Cinezik : Comment s'est faite la rencontre avec la réalisatrice tunisienne, Erige Sehiri ?

Valentin Hadjadj : Une rencontre tout à fait par hasard, au détour d'un moment de flottement. J'étais à la Mostra de Venise l'année dernière en septembre et, suite à une projection, toute l'équipe du film est partie au photocall. Comme les compositeurs ne sont jamais invités sur les photocalls, j'étais un peu en avance pour la suite de la soirée qui se déroulait dans un restaurant. Je m'étais donc simplement installé devant, un peu en marge du festival, assis sur un trottoir à attendre. C'est là que je croise complètement par hasard la productrice Didar Domehri, que je connaissais pour avoir déjà travaillé avec elle, accompagnée d'un autre producteur avec qui je collaborais mais que je n'avais jamais rencontré. Vraiment, nous nous sommes retrouvés là, dans cet endroit, par hasard. Elle m'a dit : "Viens prendre un verre avec nous". Par la suite, elle m'a annoncé : "Je vais te présenter Erige" - qui était là aussi pour présenter son film en vue de demandes d'aide. Et du coup, nous nous sommes rencontrés comme ça. C'est vrai que c'était un petit peu déroutant parce qu'Erige n'avait pas vraiment d'avis, ou en tout cas pas d'idées précises, sur ce qu'allait être la musique. Souvent, ce sont les réalisateurs qui ont envie de travailler avec moi, et là, c'est la productrice qui m'a présenté à elle. Donc, cela a été une rencontre qui s'est construite au fur et à mesure. Il n'y a pas eu une demande explicite de chercher quelqu'un pour son style, c'était davantage une rencontre humaine qu'artistique au départ.

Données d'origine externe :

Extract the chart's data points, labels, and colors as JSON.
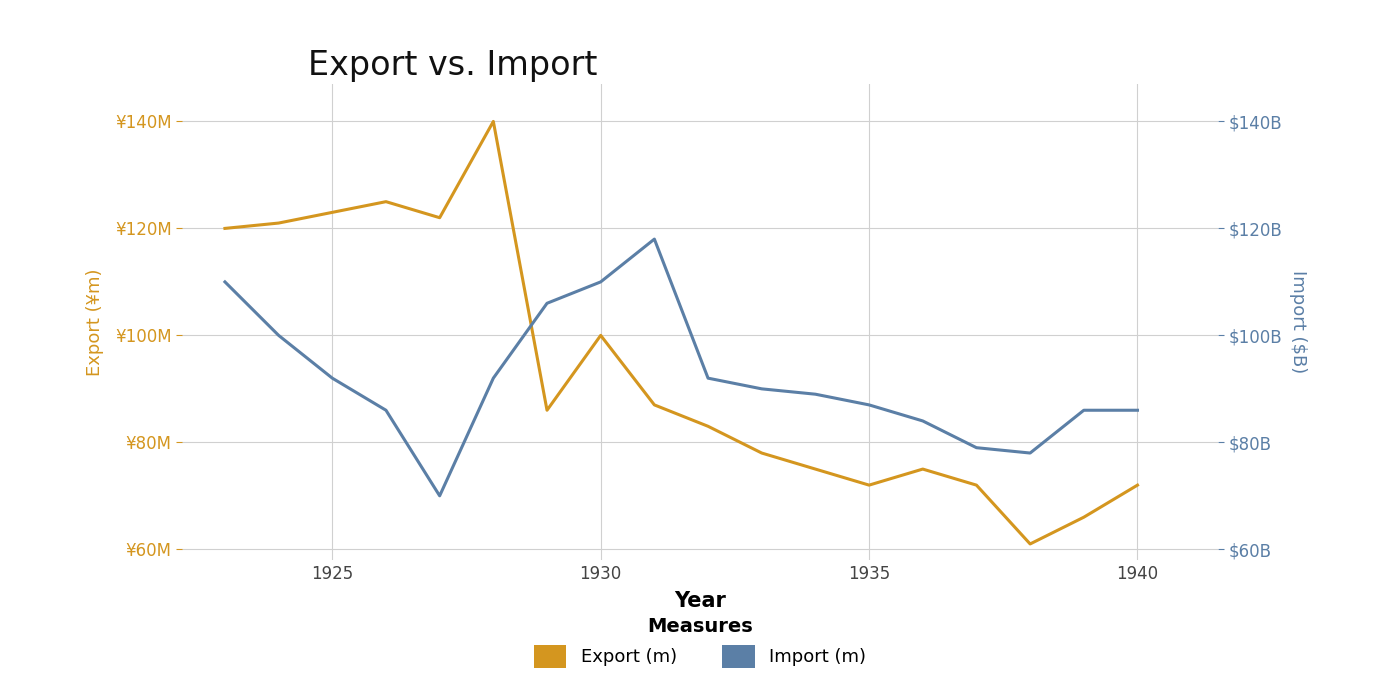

Et le premier contact avec ce film a-t-il été une lecture de scénario ou une discussion avec la réalisatrice ?

Valentin Hadjadj : Alors, c'est un film très particulier. Je pense que c'est la façon de fonctionner d'Erige, car pour son précédent film, "Sous les figues", j'ai l'impression que c'était la même chose : il y a un scénario, mais elle laisse une grande part à l'improvisation et à ce qui va se passer sur le plateau. Paradoxalement, elle avait plein d'idées sur ce que devait être l'ambiance sonore du film : des bruits, des musiques provenant de magasins, car c'est un film qui se passe beaucoup dans les rues de Tunis. Elle avait déjà quelques idées, mais cela partait vraiment dans tous les sens. C'est globalement une personne qui a beaucoup d'idées, en tout cas qui nous donne plein de pistes une fois que le travail a commencé. Mais là, elle avait déjà de nombreuses pistes sur ce que devait être le son. Le film a beaucoup changé au moment du montage. J'ai dû voir, je pense, cinq versions complètement différentes. Au départ, il devait être concentré sur une personne, puis sur trois. Et dans le film, il y a aussi l'apparition d'une petite fille qui n'était pas présente au moment du scénario. Donc, cela a été un chamboulement permanent jusqu'à ce que les choses se cristallisent un peu vers la fin, en tout cas durant les deux dernières semaines de mon travail. La musique s'est donc faite très tardivement, je suis vraiment intervenu plutôt en fin de montage, la musique a véritablement pris forme à ce moment-là. En tant que compositeur, on est très sensible à l'émotion que peut dégager le film. Et comme il n'y avait pas une direction artistique claire, on a exploré plein de choses différentes pour au final revenir à des idées qui étaient souvent parmi les premières que j'avais envoyées et que nous avons développées. Ma première approche du film, c'était vraiment sur le montage. Le scénario est un point de départ, mais ensuite on ne suit pas la trame. C'était un film qui était chamboulé de A à Z en permanence.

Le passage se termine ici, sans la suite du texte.